Dopo la vittoria di Bergamo, Conte ha ascoltato Marotta complimentarsi in tv con Ausilio e il suo collaboratore Baccin. E non ci ha più visto. Ma come, elogia loro due? Quando è toccato a lui presentarsi davanti alle telecamere, è esploso lasciando esterrefatti tutti gli ascoltatori. E ha anche provato a far capire chi fosse l’obiettivo del suo attacco, dicendo: “Qui nessuno ci protegge. Ho ascoltato le dichiarazioni di Spalletti di molto tempo fa, non è cambiato nulla da allora”. Il riferimento non è casuale: all’epoca - era il febbraio 2018 - Marotta era ancora alla Juve, quindi non è lui il bersaglio principale (anche se lo diventa indirettamente); Ausilio invece c’era eccome.

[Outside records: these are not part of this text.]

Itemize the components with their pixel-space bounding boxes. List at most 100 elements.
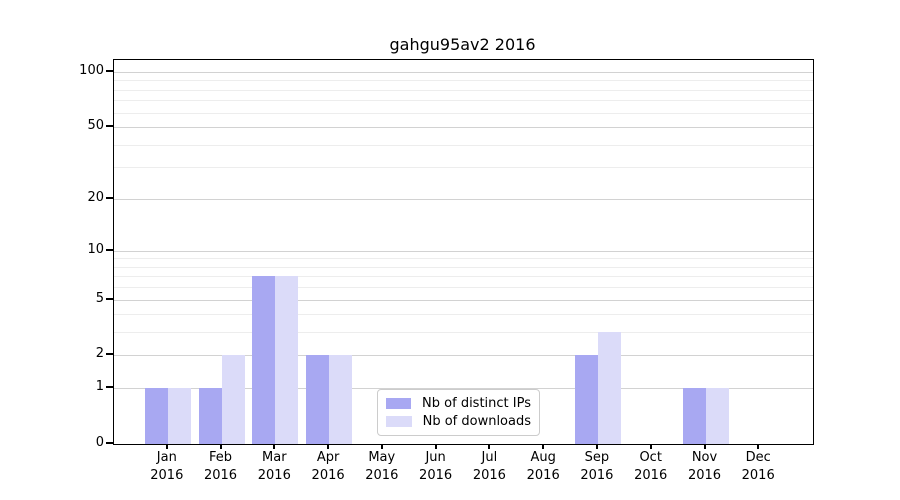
gridline-y-3 <box>114 332 813 334</box>
bar-feb-distinct-ips <box>198 388 222 444</box>
gridline-y-9 <box>114 258 813 260</box>
x-label-year: 2016 <box>257 468 291 483</box>
x-label-may: May 2016 <box>342 449 422 485</box>
bar-mar-downloads <box>275 276 299 444</box>
chart-title: gahgu95av2 2016 <box>389 35 536 54</box>
x-tick-jul <box>488 444 491 449</box>
bar-apr-distinct-ips <box>306 355 330 444</box>
legend-label-downloads: Nb of downloads <box>422 414 531 429</box>
gridline-y-7 <box>114 276 813 278</box>
x-tick-jan <box>165 444 168 449</box>
gridline-y-50 <box>114 127 813 128</box>
gridline-y-30 <box>114 167 813 169</box>
gridline-y-8 <box>114 266 813 268</box>
x-label-mar: Mar 2016 <box>234 449 314 485</box>
legend-item-distinct-ips: Nb of distinct IPs <box>386 396 531 411</box>
bar-sep-distinct-ips <box>574 355 598 444</box>
x-label-dec: Dec 2016 <box>718 449 798 485</box>
gridline-y-90 <box>114 80 813 82</box>
x-label-month: Aug <box>530 450 556 465</box>
x-label-year: 2016 <box>419 468 453 483</box>
y-tick-0 <box>106 442 113 444</box>
gridline-y-80 <box>114 89 813 91</box>
x-label-month: Sep <box>584 450 610 465</box>
x-tick-may <box>380 444 383 449</box>
x-label-nov: Nov 2016 <box>665 449 745 485</box>
x-tick-nov <box>703 444 706 449</box>
legend: Nb of distinct IPs Nb of downloads <box>377 389 540 436</box>
y-label-0: 0 <box>95 435 104 450</box>
x-tick-oct <box>649 444 652 449</box>
x-tick-aug <box>542 444 545 449</box>
x-label-month: May <box>368 450 396 465</box>
y-label-10: 10 <box>87 241 104 257</box>
bar-apr-downloads <box>329 355 353 444</box>
x-label-year: 2016 <box>687 468 722 483</box>
y-label-100: 100 <box>79 62 104 78</box>
x-label-month: Jan <box>156 450 177 465</box>
bar-jan-distinct-ips <box>144 388 168 444</box>
bar-feb-downloads <box>221 355 245 444</box>
x-label-jul: Jul 2016 <box>449 449 529 485</box>
y-tick-100 <box>106 69 113 72</box>
y-label-2: 2 <box>95 346 104 362</box>
plot-area <box>113 59 814 445</box>
x-label-year: 2016 <box>472 468 506 483</box>
x-tick-feb <box>219 444 222 449</box>
x-label-year: 2016 <box>741 468 775 483</box>
x-label-month: Jun <box>425 450 446 465</box>
gridline-y-40 <box>114 144 813 146</box>
bar-mar-distinct-ips <box>252 276 276 444</box>
y-label-1: 1 <box>95 379 104 395</box>
x-label-feb: Feb 2016 <box>181 449 261 485</box>
x-label-year: 2016 <box>580 468 614 483</box>
gridline-y-1 <box>114 388 813 390</box>
x-tick-jun <box>434 444 437 449</box>
x-label-month: Mar <box>262 450 287 465</box>
gridline-y-2 <box>114 355 813 357</box>
x-label-apr: Apr 2016 <box>288 449 368 485</box>
bar-nov-downloads <box>705 388 729 444</box>
gridline-y-5 <box>114 299 813 301</box>
x-label-jun: Jun 2016 <box>396 449 476 485</box>
bar-sep-downloads <box>597 332 621 444</box>
gridline-y-60 <box>114 112 813 114</box>
gridline-y-70 <box>114 100 813 102</box>
bar-jan-downloads <box>167 388 191 444</box>
x-label-year: 2016 <box>526 468 560 483</box>
y-tick-10 <box>106 248 113 251</box>
x-label-month: Feb <box>208 450 233 465</box>
y-tick-50 <box>106 125 113 127</box>
x-label-month: Nov <box>691 450 718 465</box>
legend-label-distinct-ips: Nb of distinct IPs <box>422 396 531 411</box>
x-label-year: 2016 <box>203 468 238 483</box>
x-label-year: 2016 <box>311 468 345 483</box>
y-tick-2 <box>106 353 113 356</box>
y-label-20: 20 <box>87 189 104 205</box>
x-label-oct: Oct 2016 <box>611 449 691 485</box>
x-label-year: 2016 <box>365 468 399 483</box>
x-label-year: 2016 <box>150 468 184 483</box>
gridline-y-10 <box>114 250 813 252</box>
x-label-aug: Aug 2016 <box>503 449 583 485</box>
gridline-y-6 <box>114 287 813 289</box>
gridline-y-20 <box>114 198 813 200</box>
x-tick-sep <box>595 444 598 449</box>
y-tick-1 <box>106 386 113 389</box>
y-label-50: 50 <box>87 118 104 133</box>
legend-item-downloads: Nb of downloads <box>386 414 531 429</box>
legend-swatch-distinct-ips <box>386 398 412 409</box>
x-label-jan: Jan 2016 <box>127 449 207 485</box>
gridline-y-4 <box>114 314 813 316</box>
y-tick-20 <box>106 196 113 199</box>
x-tick-apr <box>327 444 330 449</box>
x-label-month: Jul <box>481 450 498 465</box>
y-label-5: 5 <box>95 290 104 306</box>
legend-swatch-downloads <box>386 416 412 427</box>
x-label-month: Dec <box>745 450 771 465</box>
x-label-month: Oct <box>639 450 662 465</box>
gridline-y-100 <box>114 71 813 73</box>
x-label-year: 2016 <box>634 468 668 483</box>
x-label-month: Apr <box>316 450 340 465</box>
bar-nov-distinct-ips <box>682 388 706 444</box>
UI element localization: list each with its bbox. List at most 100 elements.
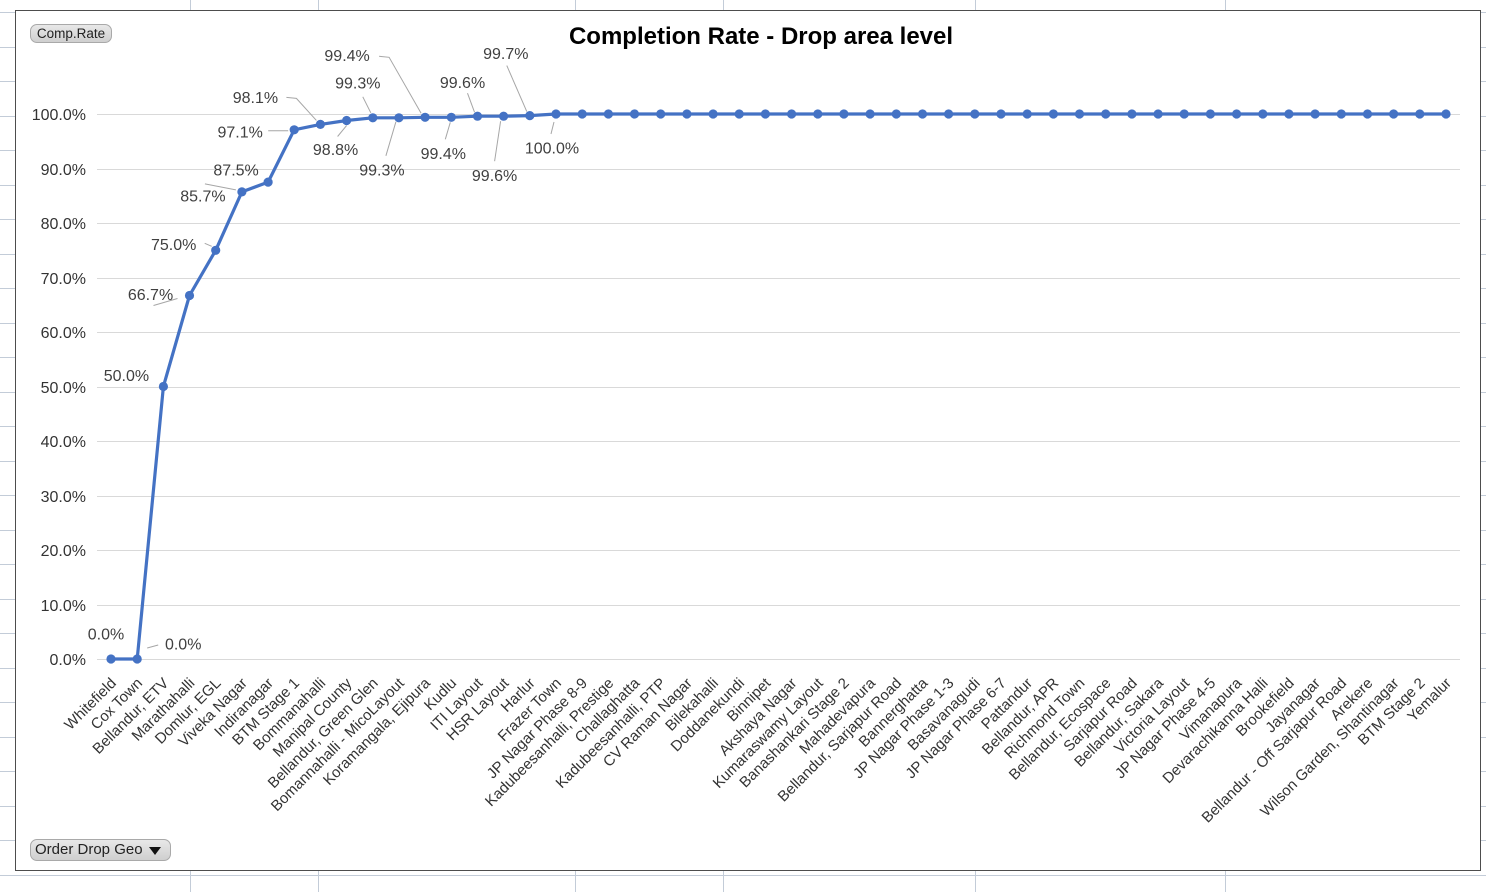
data-labels: 0.0% 0.0% 50.0% 66.7% 75.0% 85.7% 87.5% 97.1% 98… [88,46,579,653]
data-point[interactable] [1127,109,1137,119]
data-label-leader-line [385,121,397,156]
data-label: 85.7% [180,189,225,206]
data-point[interactable] [158,381,168,392]
data-point[interactable] [1415,109,1425,119]
data-point[interactable] [1022,109,1032,119]
data-label-leader-line [467,93,475,113]
data-label-leader-line [147,644,159,649]
data-point[interactable] [1389,109,1399,119]
data-point[interactable] [865,109,875,119]
data-label: 0.0% [165,637,201,654]
value-field-label: Comp.Rate [36,26,106,41]
y-tick-label: 60.0% [41,325,86,342]
data-point[interactable] [629,109,640,119]
data-point[interactable] [551,109,561,119]
data-point[interactable] [760,109,771,119]
data-label-leader-line [286,96,317,121]
axis-field-button[interactable]: Order Drop Geo [30,839,171,861]
data-point[interactable] [394,113,404,123]
data-point[interactable] [420,112,430,122]
y-tick-label: 70.0% [41,271,86,288]
data-label-leader-line [337,125,347,137]
data-point[interactable] [237,187,247,197]
data-label: 66.7% [128,287,173,304]
data-point[interactable] [1048,109,1058,119]
data-point[interactable] [1101,109,1111,119]
y-tick-label: 40.0% [41,434,86,451]
data-point[interactable] [263,177,273,187]
y-tick-label: 30.0% [41,489,86,506]
data-label-leader-line [494,121,502,162]
data-label-leader-line [204,242,212,247]
data-point[interactable] [917,109,928,119]
data-point[interactable] [1232,109,1242,119]
data-point[interactable] [1362,109,1373,119]
y-tick-label: 50.0% [41,380,86,397]
data-point[interactable] [289,125,299,135]
data-label-leader-line [379,55,422,114]
data-point[interactable] [891,109,901,119]
data-point[interactable] [1179,109,1189,119]
data-label: 99.7% [483,46,528,63]
data-point[interactable] [656,109,666,119]
y-gridlines [97,114,1460,660]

Conte ha anche specificato che, stavolta, la sua polemica non è riferita al mercato. In realtà avrebbe voluto e vorrebbe acquisti diversi da quelli che l’Inter ha concluso o sta per portare a termine. Qualcuno gli va bene, molti non li condivide. Ha bocciato Godin, Lazaro e addirittura Eriksen, premeva per Dzeko e Vidal che invece non sono mai arrivati. E, per il futuro, ritiene che il club stia puntando troppo sui giovani: Tonali e perfino Kumbulla dopo Barella, Sensi, Bastoni. “Se volete vincere con i ragazzi, vi sbagliate”. Fa pressioni per avere Kanté, insiste ancora per Dzeko.
E adesso? I due Zhang - padre e figlio - hanno preso malissimo le accuse di Conte. Com’è possibile che un loro dipendente, il più pagato, prenda a martellate l’armonia interna al club? Sanno bene, per di più, che ricreare l’atmosfera giusta è difficilissimo. Ma anche esonerare un allenatore che guadagna 11 milioni netti per due anni, e che si porta dietro un nugolo di collaboratori, è esageratamente costoso: un’operazione da una trentina di milioni, malcontati. Più Spalletti, che è sotto contratto fino al 2021, e più il nuovo allenatore, che non potrebbe essere certamente economico: Allegri dalla Juve ha preso oltre 6 milioni netti fino al 30 giugno. Si può arrivare a una transazione con Conte, forse, però anche questo è complicato: a quanti soldi dovrebbe rinunciare il tecnico?

Un caos colossale. Creato da un uomo che guadagna 11 milioni di euro a stagione per fare il bene dell’Inter. Mah.